Florence Beatrice Green (née Patterson; 19 February 1901 – 4 February 2012) was an English woman who is thought to have been the last surviving veteran of the First World War from any country. She was a member of the Women's Royal Air Force.

== Biography ==
Florence Green was born at Edmonton, Middlesex, to Frederick and Sarah Patterson (née Neal). She joined the Royal Air Force; the Women's Royal Air Force, on 13 September 1918 at the age of 17, where she served as an officers' mess steward, service number 22360. She worked in the officers' mess at RAF Marham and was also based at Narborough airfield.
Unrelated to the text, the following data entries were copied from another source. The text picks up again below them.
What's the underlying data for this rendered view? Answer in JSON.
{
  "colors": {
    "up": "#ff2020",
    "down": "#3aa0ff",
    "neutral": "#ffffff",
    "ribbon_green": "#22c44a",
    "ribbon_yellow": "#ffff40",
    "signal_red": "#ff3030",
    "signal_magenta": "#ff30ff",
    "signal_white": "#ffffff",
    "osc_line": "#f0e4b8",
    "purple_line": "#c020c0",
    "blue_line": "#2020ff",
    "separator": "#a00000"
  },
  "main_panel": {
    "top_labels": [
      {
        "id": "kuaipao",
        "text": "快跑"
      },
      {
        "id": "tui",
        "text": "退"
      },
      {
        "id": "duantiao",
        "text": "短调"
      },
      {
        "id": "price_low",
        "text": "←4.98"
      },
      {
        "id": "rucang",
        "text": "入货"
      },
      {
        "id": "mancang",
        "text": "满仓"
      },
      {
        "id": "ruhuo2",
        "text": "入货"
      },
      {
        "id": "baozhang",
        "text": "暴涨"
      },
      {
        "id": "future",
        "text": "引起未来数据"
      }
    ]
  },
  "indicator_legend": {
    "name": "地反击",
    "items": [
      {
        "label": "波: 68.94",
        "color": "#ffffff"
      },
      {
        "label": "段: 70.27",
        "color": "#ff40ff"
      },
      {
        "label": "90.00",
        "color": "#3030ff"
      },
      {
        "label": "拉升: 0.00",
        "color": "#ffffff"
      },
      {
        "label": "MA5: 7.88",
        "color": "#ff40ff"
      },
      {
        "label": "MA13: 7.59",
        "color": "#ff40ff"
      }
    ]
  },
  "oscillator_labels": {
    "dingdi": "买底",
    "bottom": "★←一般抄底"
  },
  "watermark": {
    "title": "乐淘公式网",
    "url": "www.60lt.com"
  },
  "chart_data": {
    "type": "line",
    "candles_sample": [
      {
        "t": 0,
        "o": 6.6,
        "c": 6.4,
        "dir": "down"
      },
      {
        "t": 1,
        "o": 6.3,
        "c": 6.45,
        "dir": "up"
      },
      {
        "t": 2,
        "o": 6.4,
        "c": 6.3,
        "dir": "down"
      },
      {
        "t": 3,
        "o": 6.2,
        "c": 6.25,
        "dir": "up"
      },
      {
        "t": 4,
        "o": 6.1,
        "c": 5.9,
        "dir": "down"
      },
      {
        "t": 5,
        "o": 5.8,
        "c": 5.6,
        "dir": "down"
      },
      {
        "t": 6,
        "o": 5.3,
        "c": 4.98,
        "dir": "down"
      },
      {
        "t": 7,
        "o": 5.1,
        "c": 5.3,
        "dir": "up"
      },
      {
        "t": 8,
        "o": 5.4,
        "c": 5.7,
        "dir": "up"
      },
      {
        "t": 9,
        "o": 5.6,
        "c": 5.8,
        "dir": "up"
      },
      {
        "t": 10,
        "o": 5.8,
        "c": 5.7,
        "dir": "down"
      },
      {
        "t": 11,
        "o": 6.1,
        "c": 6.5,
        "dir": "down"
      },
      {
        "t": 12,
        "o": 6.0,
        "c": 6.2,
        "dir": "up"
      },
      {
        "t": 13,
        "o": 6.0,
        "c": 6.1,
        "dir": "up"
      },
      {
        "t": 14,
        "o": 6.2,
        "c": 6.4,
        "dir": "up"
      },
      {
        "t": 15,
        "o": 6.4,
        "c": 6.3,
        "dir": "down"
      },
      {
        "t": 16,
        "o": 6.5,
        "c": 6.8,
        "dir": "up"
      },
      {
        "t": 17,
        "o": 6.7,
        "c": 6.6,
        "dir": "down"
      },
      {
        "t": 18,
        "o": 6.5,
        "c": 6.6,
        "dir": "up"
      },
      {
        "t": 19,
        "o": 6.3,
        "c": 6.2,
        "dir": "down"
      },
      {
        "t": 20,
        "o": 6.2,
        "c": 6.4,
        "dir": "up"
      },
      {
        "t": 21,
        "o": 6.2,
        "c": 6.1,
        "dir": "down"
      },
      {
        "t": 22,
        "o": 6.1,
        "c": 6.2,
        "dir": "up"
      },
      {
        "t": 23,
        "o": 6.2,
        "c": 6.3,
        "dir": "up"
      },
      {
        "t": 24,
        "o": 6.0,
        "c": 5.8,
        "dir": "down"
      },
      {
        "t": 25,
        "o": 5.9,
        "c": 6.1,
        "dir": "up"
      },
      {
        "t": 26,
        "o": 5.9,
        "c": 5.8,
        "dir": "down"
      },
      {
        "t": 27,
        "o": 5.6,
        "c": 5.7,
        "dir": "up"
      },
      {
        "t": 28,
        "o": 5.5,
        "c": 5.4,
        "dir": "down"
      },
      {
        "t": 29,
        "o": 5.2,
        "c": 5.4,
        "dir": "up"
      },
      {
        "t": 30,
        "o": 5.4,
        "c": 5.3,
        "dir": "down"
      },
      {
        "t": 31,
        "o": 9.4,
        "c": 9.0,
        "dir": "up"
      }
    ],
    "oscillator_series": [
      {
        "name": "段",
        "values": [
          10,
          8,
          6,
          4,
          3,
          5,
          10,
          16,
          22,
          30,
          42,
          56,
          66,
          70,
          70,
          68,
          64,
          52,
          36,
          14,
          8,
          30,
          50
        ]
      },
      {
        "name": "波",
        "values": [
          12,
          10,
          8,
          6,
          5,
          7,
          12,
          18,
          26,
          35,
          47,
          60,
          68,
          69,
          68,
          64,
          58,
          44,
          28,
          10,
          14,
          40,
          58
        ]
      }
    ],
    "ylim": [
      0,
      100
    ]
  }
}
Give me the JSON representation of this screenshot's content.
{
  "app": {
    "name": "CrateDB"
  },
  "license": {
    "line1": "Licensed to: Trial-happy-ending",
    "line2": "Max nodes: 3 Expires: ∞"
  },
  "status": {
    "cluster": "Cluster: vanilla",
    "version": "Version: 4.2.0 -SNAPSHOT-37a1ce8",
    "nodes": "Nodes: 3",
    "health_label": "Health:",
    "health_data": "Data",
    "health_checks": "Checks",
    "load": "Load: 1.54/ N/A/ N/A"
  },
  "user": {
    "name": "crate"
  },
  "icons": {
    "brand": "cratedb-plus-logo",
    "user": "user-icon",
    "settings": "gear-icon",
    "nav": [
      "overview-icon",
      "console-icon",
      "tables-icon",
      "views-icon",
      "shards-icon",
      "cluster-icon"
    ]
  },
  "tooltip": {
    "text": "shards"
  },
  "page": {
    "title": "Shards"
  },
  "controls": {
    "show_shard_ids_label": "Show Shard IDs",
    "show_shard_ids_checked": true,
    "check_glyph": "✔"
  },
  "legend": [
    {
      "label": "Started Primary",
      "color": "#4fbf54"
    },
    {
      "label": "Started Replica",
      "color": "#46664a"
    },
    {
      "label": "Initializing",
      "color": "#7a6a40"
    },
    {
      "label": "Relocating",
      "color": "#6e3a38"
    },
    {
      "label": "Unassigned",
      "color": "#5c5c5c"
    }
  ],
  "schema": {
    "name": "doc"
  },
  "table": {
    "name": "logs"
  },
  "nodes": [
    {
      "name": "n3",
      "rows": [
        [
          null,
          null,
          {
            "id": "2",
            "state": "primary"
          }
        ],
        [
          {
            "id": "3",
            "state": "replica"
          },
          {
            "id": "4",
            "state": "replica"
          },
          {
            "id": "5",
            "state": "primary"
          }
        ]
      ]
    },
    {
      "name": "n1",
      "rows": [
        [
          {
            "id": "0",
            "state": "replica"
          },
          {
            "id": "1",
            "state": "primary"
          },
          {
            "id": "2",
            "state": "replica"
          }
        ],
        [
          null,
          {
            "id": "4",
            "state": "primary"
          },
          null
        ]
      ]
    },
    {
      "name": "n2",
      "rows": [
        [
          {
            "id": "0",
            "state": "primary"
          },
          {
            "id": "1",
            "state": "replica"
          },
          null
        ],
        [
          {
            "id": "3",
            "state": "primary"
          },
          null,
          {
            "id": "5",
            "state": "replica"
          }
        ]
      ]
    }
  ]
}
In 1920, she moved to King's Lynn. She married Walter Green (1893–1975), who was a station worker and a veteran of both World Wars; Walter died in 1975 after 55 years of marriage. They had three children: May (born 1921), Bob (born 1926), and June Evetts (born 1935). She lived in King's Lynn with May until November 2011, when she moved into a care home. In January 2010, she was publicly identified as the oldest living female veteran of the First World War.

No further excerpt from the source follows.